A technique that has worked well for Lisa’s team is using “small, frugal experiments”, something Lisa learned from Linda Rising’s  talk at Agile 2015 (you can see the slides, if you are an Agile Alliance member). Once your team has identified the challenge you want to address and dug into the associated issues to understand the problem better, design one or more small experiments to make progress towards that goal or make that problem smaller. These experiments should only last up to a few weeks, so that if they don’t work, you haven’t invested much time and you’ve learned something from them I any case.

 

We like to use this format for a hypothesis:

                     

      We believe that <an action that we are going to take>

      Will result in <some aspect of progress towards addressing a challenge or achieving a goal>

      We’ll know we have succeeded when <a concrete measurement that will show progress towards the goal>

 

For example, let’s say our team has seen a high number of 500 errors in production on our web-based application. A 500-error means reduced availability, so our system availability is 99.7% instead of our objective of 99.9%. We investigate further to be sure that the 500 errors were a significant cause of some downtime. We might have a hypothesis such as:

 

           We believe that instrumenting our code to capture all events leading up to 500 errors

            Will lead to faster diagnosing and fixing 500 errors in production

            We’ll know we have succeeded when our availability metric is up to 99.8% within three weeks

 

If our availability metric wasn’t increasing within three weeks, then we’d know there might be another cause to our downtime, or we need to focus on preventing the 500 errors instead. We can try more small experiments.

 

Another example: Our analytics show that customers are slow to try out new features that we release or do not use them at all.
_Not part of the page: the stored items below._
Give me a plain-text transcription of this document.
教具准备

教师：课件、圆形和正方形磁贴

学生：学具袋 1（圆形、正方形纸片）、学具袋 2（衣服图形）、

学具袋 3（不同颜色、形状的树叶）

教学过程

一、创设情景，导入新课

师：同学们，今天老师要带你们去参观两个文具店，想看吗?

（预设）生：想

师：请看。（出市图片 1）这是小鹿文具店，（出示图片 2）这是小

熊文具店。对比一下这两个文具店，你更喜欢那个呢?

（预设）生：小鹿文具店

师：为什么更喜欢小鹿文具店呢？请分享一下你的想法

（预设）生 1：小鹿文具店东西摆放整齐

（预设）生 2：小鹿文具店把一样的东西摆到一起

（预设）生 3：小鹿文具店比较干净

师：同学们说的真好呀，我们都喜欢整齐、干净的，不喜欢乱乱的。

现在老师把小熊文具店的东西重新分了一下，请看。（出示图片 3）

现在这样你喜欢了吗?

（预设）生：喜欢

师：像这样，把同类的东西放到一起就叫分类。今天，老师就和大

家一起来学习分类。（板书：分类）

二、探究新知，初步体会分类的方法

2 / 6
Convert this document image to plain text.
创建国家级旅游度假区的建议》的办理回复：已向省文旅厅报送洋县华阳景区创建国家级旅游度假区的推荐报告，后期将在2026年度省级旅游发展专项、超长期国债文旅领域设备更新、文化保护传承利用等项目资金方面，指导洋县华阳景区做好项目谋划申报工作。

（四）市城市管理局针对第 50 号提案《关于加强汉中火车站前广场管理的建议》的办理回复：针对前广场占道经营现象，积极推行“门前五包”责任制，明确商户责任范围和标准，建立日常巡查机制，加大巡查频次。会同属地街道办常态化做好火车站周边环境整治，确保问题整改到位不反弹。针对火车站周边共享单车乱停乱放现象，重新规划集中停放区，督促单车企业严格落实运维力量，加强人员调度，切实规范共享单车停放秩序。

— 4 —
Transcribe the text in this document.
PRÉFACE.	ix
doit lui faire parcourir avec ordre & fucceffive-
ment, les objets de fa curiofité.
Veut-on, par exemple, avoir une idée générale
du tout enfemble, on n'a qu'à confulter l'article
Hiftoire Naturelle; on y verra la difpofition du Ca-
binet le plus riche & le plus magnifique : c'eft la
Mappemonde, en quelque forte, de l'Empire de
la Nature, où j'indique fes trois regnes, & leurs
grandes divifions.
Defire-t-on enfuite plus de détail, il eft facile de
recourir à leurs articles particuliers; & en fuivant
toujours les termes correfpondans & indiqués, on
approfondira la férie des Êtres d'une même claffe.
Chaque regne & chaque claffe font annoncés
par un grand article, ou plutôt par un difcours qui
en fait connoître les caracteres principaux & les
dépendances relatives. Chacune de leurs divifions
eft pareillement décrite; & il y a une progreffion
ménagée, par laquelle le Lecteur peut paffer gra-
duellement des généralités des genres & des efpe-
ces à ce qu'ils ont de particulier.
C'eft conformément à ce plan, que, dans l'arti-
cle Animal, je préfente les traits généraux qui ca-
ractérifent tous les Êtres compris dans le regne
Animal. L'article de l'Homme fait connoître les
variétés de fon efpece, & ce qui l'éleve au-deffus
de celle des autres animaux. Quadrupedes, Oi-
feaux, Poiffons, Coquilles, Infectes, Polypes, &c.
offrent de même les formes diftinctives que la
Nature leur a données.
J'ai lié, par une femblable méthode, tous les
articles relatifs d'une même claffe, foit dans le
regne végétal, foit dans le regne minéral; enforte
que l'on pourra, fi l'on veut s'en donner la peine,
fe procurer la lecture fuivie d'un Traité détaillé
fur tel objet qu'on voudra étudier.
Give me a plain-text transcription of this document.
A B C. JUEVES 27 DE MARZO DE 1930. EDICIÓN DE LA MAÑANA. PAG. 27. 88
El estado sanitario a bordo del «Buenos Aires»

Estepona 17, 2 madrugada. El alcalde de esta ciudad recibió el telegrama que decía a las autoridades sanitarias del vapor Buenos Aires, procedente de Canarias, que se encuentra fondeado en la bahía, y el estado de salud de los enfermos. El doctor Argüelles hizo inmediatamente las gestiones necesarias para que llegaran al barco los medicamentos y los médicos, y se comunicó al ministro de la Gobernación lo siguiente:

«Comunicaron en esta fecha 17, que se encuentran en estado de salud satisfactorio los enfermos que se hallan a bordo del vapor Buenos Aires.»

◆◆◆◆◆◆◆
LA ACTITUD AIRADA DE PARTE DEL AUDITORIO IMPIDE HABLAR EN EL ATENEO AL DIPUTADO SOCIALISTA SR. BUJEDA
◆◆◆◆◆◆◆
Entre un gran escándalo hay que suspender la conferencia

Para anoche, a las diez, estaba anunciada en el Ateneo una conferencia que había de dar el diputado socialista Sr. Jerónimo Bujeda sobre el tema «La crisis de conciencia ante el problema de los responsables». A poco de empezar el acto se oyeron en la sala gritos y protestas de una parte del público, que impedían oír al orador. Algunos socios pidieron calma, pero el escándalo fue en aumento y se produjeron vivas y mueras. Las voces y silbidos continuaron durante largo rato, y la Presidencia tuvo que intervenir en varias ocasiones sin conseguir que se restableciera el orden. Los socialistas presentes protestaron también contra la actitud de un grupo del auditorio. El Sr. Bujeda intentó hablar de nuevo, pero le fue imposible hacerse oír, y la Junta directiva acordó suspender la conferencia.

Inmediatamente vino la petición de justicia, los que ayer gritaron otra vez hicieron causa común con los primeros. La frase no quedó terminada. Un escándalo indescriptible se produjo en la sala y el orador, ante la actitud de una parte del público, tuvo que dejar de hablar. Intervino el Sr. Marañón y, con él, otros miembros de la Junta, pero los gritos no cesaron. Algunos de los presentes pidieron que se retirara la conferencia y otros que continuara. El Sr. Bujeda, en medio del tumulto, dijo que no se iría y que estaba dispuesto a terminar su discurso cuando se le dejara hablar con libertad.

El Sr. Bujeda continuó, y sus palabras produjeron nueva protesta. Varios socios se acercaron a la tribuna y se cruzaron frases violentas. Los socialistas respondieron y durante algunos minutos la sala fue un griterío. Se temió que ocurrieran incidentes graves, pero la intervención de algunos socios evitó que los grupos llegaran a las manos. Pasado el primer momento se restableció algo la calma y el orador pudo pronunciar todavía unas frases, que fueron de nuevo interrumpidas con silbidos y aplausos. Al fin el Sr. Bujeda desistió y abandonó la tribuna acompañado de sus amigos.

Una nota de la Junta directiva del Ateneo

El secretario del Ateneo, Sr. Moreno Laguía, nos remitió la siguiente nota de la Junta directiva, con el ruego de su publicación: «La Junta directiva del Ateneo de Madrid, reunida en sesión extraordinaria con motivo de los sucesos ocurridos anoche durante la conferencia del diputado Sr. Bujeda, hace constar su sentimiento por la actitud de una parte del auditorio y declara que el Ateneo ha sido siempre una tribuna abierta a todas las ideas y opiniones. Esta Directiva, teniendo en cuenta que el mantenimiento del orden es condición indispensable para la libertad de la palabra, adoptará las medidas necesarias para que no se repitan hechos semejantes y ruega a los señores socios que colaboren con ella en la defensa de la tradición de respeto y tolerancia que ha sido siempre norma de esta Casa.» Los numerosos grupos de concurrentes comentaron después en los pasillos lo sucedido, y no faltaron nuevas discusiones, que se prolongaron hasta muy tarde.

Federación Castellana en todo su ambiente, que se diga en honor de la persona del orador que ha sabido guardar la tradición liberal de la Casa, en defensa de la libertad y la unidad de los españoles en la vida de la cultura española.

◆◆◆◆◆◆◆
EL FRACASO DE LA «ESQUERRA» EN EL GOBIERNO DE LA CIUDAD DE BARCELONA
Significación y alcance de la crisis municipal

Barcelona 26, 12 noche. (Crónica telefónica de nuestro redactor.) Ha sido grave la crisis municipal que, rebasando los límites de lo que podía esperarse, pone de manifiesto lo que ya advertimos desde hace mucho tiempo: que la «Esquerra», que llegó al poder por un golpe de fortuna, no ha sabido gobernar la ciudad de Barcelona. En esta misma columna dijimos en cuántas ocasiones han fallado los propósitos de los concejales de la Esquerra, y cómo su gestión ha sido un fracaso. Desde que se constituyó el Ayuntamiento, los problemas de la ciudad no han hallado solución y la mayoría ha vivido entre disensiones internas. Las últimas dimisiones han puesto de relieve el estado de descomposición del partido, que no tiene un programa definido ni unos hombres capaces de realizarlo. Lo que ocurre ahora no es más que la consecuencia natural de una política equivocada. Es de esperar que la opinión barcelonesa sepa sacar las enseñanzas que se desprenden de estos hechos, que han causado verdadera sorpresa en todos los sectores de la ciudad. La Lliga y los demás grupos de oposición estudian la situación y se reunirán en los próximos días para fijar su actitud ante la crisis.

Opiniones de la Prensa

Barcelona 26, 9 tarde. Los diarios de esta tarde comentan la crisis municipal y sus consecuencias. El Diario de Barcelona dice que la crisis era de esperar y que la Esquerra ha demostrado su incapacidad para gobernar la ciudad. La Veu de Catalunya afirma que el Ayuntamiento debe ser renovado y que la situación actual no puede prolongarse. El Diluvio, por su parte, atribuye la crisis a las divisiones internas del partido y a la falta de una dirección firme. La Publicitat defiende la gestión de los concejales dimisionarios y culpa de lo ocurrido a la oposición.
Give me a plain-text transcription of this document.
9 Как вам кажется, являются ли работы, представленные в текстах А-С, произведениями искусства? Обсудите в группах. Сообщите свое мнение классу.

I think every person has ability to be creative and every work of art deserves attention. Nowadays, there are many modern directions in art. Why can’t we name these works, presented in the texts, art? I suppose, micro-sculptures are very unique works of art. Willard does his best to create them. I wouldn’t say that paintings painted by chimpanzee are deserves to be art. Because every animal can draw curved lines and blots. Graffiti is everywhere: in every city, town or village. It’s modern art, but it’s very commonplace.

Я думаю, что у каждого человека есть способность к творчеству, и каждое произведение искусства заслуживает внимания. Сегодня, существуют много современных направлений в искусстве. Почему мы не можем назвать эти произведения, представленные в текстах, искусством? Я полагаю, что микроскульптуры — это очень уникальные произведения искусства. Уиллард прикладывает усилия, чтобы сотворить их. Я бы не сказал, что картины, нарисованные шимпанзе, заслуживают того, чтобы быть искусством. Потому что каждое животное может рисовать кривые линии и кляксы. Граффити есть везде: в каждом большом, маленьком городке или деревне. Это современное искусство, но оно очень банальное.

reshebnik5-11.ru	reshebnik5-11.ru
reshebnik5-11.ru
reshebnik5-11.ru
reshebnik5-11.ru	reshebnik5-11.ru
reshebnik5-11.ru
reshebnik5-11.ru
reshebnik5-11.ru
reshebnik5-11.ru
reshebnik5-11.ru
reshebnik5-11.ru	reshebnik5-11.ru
If we couldn’t get access to our customers to ask why they weren’t using the new features, as a team, including designers and product owner, we decide to incorporate usability testing before releasing new features. Our hypothesis:

 

          We believe that collaborating with designers to do usability testing of each new feature before release

           Will lead to more customers trying out new features right away

           We’ll know we have succeeded when 20% of customers try our next new feature within 48 hours of release

 

There are many ways to learn from production usage and guide future product changes. Getting the whole team, including testers, programmers, designers, product owners and operations specialists, collaborating to learn is key. Whatever method you choose to continually improve, it is important that you have some way to measure progress and know when you have succeeded.